True to nature, also, Muse continues with their "musical-snob" reputation. This is sort of a mystery really because I can't actually pinpoint what exactly gives the band that edge. Is it the merely the sort of people who listen to them or is it something more subliminal? I've personally heard comments like "oh they think they're so smart because they listen to Muse". Or maybe it's the whole "alternative" genre that makes a listener seem cooler than the mainstream crowd. 

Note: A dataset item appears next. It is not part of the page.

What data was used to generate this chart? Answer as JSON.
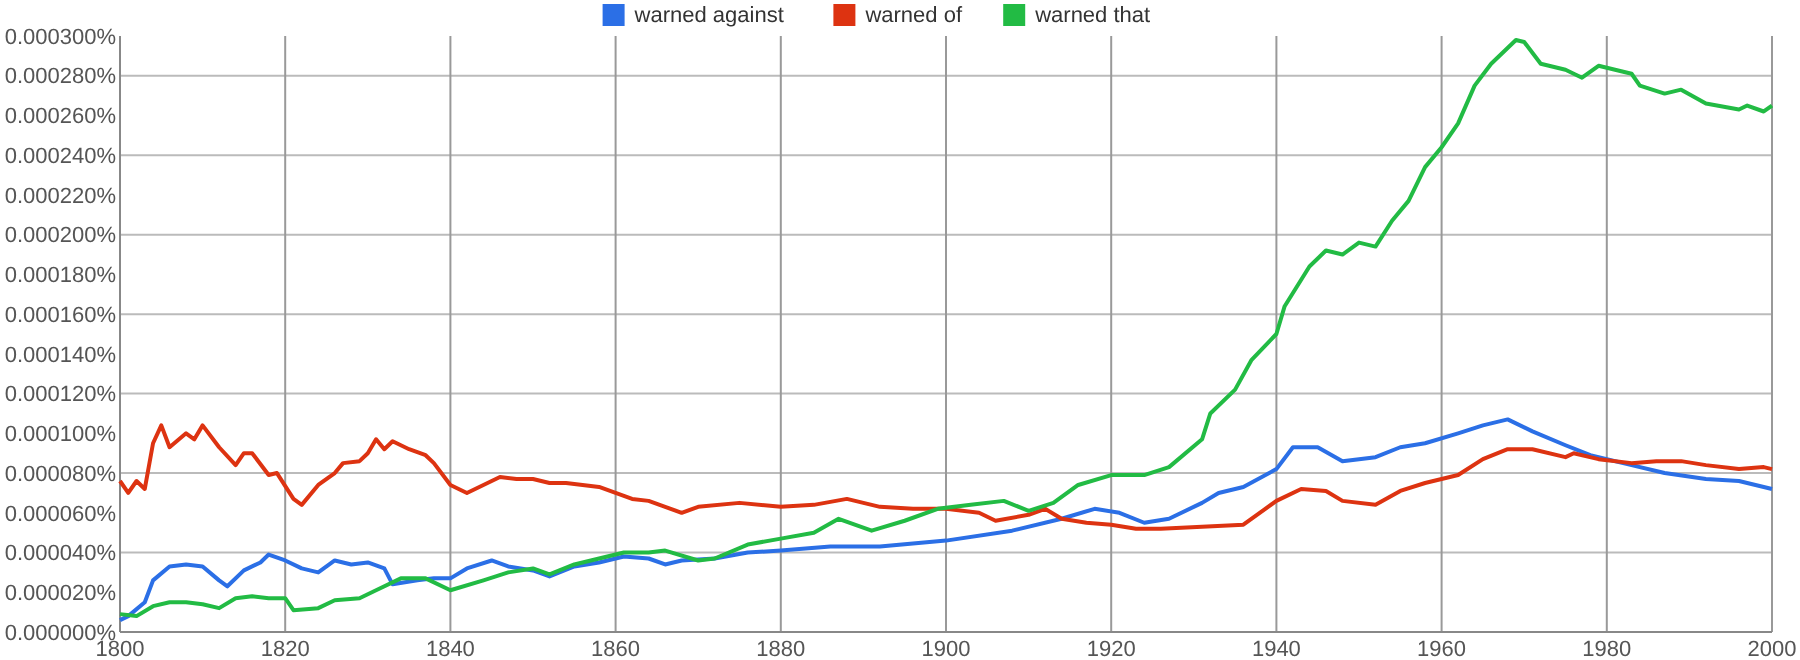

I don't have time to think about looking good (though I do take a little pride in being able to appreciate alternative music heh) but seriously this is not a conventional rock album. From an excerpt from the aria Mon coeur sóuvre à ta voix by Saint Saëns to Chopin's famous Nocturne in E-flat Major, the classical influences of this album merges seamlessly with, well, rock instruments to create an epic sound that I've found stuck in my head (in a good way) even after listening to the album. Exogenesis (I cannot stop talking about this song) is a great example of this and a totally awesome way to end the album.

All in all, 7.5/10. If you're not a fan of rock you'll probably won't appreciate all of this but Exogenesis should appeal to most people with decent taste. (Oops, just joking - not) So at least get the last 3 tracks of the album.

In the meantime, it's back to staring at the word document - something that I've been doing increasingly often. Damn.